Today, we are going to take a look at ten of the most difficult words to say in English. If you’re reading this page, you are either a student of English as a second language looking to improve your communication skills, or someone generally interested in learning about English. In either case, this list might prove interesting to share with your English language teacher, who can coach you on the particular cadence of each word and give you tricks to make them sound more natural.
Please keep in mind that pronunciation is always difficult, and though people commonly believe your accent cannot change, taking a business English class or having private lessons with a teacher can dramatically improve your language competencies, including pronunciation. If you’re looking for quick tricks on how to improve your overall accent, there are a number of articles and videos available.

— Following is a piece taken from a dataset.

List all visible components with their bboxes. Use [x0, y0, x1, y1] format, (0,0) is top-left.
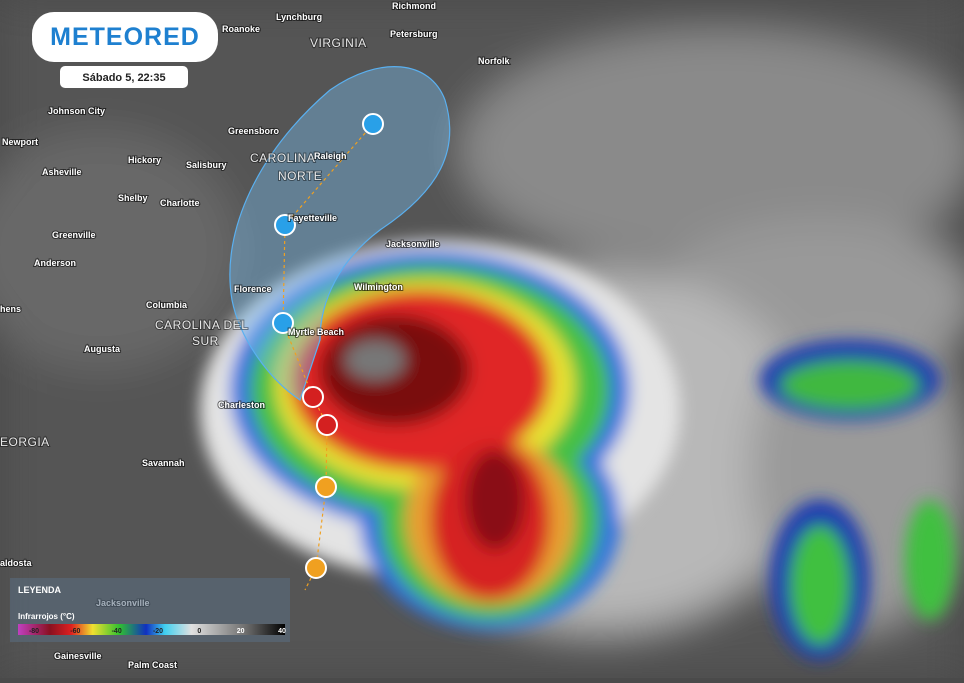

When I coach my students on how to sound like a native, I usually show them this video: https://www.youtube.com/watch?v=d0yGdNEWdn0&t=10s. (Though it is aimed at beginners, it has interesting ideas for all levels.)
Without further ado, here are some words you can practice out loud and use to impress your friends—once you’re confident enough.
- Rural /ROO-ruhl/
If you want to talk about the benefits of living outside the big city, this is a word you will need to learn. The double r’s are difficult for most ESL students because the sound is rarely (there is another double-r) found in other languages.
- Focus /FOH-kuhs/
Please don’t swear at me. If you pronounce this word incorrectly, that’s essentially what you’re doing. Make sure to pronounce this nice and slow and put the stress on the first syllable. It should lead to much smoother staff meetings.
- Brewery /BROO-ree/
Like number 1 above, this word is a must-have when talking about your favourite spots around town.
- Squirrel /SKWURL/ or /SKWUR-uhl/
Despite having three syllables in its spelling, this adorable (but long) word usually pronounces only one.
- Throughout /THROO-owt/
Not to be confused with thought, through, though, and tough (sorry, they all look similar but have nothing to do with one another), this preposition is useful for talking about large spaces or long periods of time. It will make you sound sharp and articulate—provided you practice it a few times.
- Comfortable /KUHMF-ter-buh l/
Like temperature and chocolate, this word drops an entire syllable.
- February /FEB-roo-er-ee/
You can stop saying “the second month of the year” once you get this down. Stress the first syllable and let the rest roll off the lips.
- Phenomenon /fi-NOM-uh-non/
A word featured surprisingly often in music, “phenomenon” is a good word to learn when talking English business, news, and even science. Listen to this song for a good rhythm to imitate: https://www.youtube.com/watch?v=Rq4TDpa1zF0
- Worcestershire /WOO S-ter-sher/
It doesn’t have half the syllables it seems to. Figure this one out and you’ll earn a place in Hell’s Kitchen.
- Antidisestablishmentarianism /an-tee-dis-uh-stab-lish-muh n-TAIR-ee-uh-niz-uh m/
Don’t worry about this one. It is often said to be the longest word in the English language, and any lesson on the hardest pronunciation wouldn’t be complete without it.
That’s all for today. Which word did you find was the hardest to pronounce?